Multiobjective optimization problems (MOPs) involve optimizing two or more conflicting objectives, often subject
to several constraints. Solving such problems efficiently requires algorithms that can find Pareto-optimal solutions, where
no solution can be improved in any objective without degrading another. Migrating Birds Optimization (MBO) is a nature-
inspired algorithm that mimics the migration behavior of birds.
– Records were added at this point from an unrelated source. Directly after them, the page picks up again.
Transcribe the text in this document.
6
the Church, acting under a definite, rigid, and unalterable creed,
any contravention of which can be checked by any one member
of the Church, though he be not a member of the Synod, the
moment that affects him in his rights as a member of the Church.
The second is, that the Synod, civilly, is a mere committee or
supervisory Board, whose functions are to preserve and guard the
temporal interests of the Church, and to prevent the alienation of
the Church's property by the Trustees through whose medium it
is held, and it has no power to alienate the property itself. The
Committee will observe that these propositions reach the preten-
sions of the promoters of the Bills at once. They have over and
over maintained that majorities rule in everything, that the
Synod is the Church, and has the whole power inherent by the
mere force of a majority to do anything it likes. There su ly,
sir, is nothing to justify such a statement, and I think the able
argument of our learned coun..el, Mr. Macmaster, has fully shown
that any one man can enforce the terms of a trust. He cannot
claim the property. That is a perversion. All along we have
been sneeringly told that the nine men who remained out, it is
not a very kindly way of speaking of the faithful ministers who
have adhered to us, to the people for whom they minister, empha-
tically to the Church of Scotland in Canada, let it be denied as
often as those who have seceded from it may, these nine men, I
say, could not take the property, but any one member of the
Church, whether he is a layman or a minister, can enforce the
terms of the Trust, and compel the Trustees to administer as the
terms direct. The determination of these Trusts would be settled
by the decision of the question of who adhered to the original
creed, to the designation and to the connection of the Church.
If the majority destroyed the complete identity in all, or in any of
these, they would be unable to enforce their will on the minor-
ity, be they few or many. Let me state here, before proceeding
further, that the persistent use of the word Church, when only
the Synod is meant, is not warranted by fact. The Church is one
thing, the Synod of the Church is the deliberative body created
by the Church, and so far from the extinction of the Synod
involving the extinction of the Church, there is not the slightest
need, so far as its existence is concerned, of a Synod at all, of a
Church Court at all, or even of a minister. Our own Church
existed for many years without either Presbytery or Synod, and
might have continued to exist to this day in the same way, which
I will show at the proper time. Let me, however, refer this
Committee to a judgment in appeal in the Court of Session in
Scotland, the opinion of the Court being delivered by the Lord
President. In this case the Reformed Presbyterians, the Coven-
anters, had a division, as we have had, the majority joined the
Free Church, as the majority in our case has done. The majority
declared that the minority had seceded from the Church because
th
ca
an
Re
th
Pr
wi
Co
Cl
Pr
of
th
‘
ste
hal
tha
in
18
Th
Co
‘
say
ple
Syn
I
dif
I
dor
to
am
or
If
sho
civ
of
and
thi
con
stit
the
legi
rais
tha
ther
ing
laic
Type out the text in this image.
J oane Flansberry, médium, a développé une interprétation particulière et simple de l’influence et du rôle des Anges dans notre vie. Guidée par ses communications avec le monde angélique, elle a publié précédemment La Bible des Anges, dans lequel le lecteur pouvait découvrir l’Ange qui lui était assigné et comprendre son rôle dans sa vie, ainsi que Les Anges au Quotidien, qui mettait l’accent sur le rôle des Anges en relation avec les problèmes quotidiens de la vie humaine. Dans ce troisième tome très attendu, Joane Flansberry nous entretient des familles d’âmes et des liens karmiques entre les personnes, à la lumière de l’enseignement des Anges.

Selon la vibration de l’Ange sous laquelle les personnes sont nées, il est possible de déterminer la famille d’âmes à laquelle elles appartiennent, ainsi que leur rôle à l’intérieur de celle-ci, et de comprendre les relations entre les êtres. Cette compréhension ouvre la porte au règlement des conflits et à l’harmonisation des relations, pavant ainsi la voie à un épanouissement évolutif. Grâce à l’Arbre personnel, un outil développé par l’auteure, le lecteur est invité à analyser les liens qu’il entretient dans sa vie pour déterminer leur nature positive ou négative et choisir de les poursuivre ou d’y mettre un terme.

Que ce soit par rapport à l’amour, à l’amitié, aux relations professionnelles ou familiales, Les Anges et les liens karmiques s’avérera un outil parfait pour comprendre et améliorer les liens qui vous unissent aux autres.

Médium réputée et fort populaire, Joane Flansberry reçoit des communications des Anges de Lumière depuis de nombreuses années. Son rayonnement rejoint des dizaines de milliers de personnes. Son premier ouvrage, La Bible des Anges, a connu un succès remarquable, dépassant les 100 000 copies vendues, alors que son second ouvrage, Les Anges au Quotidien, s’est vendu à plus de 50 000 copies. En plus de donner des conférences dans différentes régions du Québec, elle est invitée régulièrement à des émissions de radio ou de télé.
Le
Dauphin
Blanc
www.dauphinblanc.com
This paper introduces an enhanced version of MBO, tailored
for solving MOPs, and compares its performance with Particle Swarm Optimization (PSO). The proposed MBO algorithm,
specifically designed for multiobjective problems, incorporates constraint handling mechanisms and the concept of Pareto
dominance to find Pareto-optimal solutions. The effectiveness of the algorithm is demonstrated on a multiobjective problem
with three constraints, with comparisons to PSO using Python and graphical results.
Keywords :
Multiobjective Optimization, Migrating Birds Optimization, Particle Swarm Optimization, Pareto-Optimal Solutions, Constraint Handling, Nature-İnspired Algorithms.